- Born: Kosali Ilayperuma Sri Lanka
- Education: Hamilton College, University of Maryland
- Spouse: Daniel Simon
- Children: 6
- Scientific career
- Fields: Economics
- Workplaces: Indiana University, Cornell University, Michigan State University
- Website: https://spea.indiana.edu/faculty-research/directory/profiles/faculty/full-time/simon-kosali.html

= Kosali Simon =

American economist

Kosali Ilayperuma Simon is the Herman B Wells Endowed Professor in health economics at School of Public and Environmental Affairs (SPEA) at Indiana University which she joined in 2010.

== Academic career ==

She graduated with a bachelor's in economics and German Literature from Hamilton College in 1994. After a year studying in Europe as a Watson Fellow, she obtained a doctorate degree in economics from University of Maryland, College Park in 1999.

She is a research associate at the NBER, affiliated with the Children, Health Care, and Health Economics programs, an associate editor of the Journal of Health Economics, and a Co-Editor for the Journal of Human Resources. Simon was also elected to the National Academy of Medicine in 2021. She is consulted by the press as an expert in the field of health care economics.
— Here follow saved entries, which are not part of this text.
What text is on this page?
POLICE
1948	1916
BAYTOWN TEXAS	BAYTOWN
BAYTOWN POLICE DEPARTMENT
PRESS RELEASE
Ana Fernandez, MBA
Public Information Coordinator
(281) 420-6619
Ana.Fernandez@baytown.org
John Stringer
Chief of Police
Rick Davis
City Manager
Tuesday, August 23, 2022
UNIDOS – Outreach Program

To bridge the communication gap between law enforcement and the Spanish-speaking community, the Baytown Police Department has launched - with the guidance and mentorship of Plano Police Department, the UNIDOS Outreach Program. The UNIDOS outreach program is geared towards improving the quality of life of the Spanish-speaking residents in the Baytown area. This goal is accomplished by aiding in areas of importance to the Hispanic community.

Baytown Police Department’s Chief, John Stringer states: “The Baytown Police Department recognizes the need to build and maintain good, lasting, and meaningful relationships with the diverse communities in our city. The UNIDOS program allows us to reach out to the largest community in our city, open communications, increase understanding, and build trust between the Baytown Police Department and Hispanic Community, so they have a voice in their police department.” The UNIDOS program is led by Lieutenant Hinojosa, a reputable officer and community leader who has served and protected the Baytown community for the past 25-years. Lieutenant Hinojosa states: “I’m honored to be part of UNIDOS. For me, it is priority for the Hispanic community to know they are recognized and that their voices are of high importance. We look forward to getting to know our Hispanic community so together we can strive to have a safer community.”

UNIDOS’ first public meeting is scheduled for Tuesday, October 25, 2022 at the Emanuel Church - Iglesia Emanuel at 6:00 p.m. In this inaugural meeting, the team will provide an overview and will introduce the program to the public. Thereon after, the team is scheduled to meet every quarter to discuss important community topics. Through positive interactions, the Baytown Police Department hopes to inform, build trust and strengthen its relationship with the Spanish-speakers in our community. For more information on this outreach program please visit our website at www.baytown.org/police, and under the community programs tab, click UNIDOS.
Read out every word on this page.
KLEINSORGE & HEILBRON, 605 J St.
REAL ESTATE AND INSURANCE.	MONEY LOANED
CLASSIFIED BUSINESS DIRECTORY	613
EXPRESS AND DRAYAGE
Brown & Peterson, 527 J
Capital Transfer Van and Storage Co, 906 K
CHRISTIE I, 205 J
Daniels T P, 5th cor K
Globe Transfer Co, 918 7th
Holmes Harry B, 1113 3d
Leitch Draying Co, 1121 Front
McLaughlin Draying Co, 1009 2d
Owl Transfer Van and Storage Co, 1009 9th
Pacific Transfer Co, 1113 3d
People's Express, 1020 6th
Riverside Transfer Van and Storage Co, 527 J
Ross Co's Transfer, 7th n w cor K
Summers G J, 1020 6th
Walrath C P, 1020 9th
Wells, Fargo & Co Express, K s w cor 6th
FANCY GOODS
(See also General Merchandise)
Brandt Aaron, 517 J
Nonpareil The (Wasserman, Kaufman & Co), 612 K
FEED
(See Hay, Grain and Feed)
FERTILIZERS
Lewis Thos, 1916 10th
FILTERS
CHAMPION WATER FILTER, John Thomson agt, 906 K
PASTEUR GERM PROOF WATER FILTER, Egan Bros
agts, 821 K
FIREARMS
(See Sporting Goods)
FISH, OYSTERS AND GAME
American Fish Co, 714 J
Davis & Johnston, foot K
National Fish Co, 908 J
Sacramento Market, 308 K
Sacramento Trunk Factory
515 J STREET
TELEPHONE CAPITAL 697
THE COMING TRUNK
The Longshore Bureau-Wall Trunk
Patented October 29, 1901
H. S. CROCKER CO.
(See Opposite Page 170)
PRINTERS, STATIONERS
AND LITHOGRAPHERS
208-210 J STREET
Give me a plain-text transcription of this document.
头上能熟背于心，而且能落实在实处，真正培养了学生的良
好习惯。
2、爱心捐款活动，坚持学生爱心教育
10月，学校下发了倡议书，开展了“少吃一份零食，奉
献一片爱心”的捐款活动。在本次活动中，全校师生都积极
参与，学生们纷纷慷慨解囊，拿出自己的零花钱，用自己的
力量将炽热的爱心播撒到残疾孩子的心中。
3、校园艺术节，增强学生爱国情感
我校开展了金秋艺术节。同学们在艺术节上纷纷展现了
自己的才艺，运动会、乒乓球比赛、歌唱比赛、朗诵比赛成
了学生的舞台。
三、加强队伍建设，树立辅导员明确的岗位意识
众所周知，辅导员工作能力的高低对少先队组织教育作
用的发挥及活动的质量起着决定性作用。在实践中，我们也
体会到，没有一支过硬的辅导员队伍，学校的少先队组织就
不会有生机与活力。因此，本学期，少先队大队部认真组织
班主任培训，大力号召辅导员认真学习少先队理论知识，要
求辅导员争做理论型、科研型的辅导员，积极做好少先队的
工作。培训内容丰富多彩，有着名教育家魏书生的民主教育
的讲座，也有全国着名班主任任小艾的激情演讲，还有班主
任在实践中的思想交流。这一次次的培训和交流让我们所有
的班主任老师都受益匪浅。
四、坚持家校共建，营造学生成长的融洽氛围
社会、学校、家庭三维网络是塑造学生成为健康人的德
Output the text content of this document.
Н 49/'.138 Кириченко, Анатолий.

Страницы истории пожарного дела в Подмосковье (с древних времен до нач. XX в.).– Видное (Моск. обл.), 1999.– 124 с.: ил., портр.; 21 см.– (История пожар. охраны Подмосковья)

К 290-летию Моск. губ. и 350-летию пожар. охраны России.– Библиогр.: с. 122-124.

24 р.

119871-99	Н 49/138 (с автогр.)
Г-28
Recently, some of her work has focused on the impact of the Affordable Care Act on the labour market regarding work hours; she finds very minimal effect on part-time work as a result of the institution of the law.

== Selected works ==

- Gruber, J. and Simon, K., 2008. Crowd-out 10 years later: Have recent public insurance expansions crowded out private health insurance?. Journal of Health Economics, 27(2), pp. 201–217. doi: 10.1016/j.jhealeco.2007.11.004.
- Akosa Antwi, Y., Moriya, A.S. and Simon, K., 2013. Effects of Federal Policy to Insure Young Adults: Evidence from the 2010 Affordable Care Act's Dependent-Coverage Mandate. American Economic Journal: Economic Policy, 5(4), pp. 1–28. JSTOR: 43189352 doi: 10.1257/pol.5.4.1.
- Reed, Andrew E., Joseph A. Mikels, and Kosali I. Simon. "Older adults prefer less choice than young adults." Psychology and aging 23, no. 3 (2008): 671.
- Simon, Kosali Ilayperuma. "Adverse selection in health insurance markets? Evidence from state small-group health insurance reforms." Journal of Public Economics 89, no. 9-10 (2005): 1865-1877.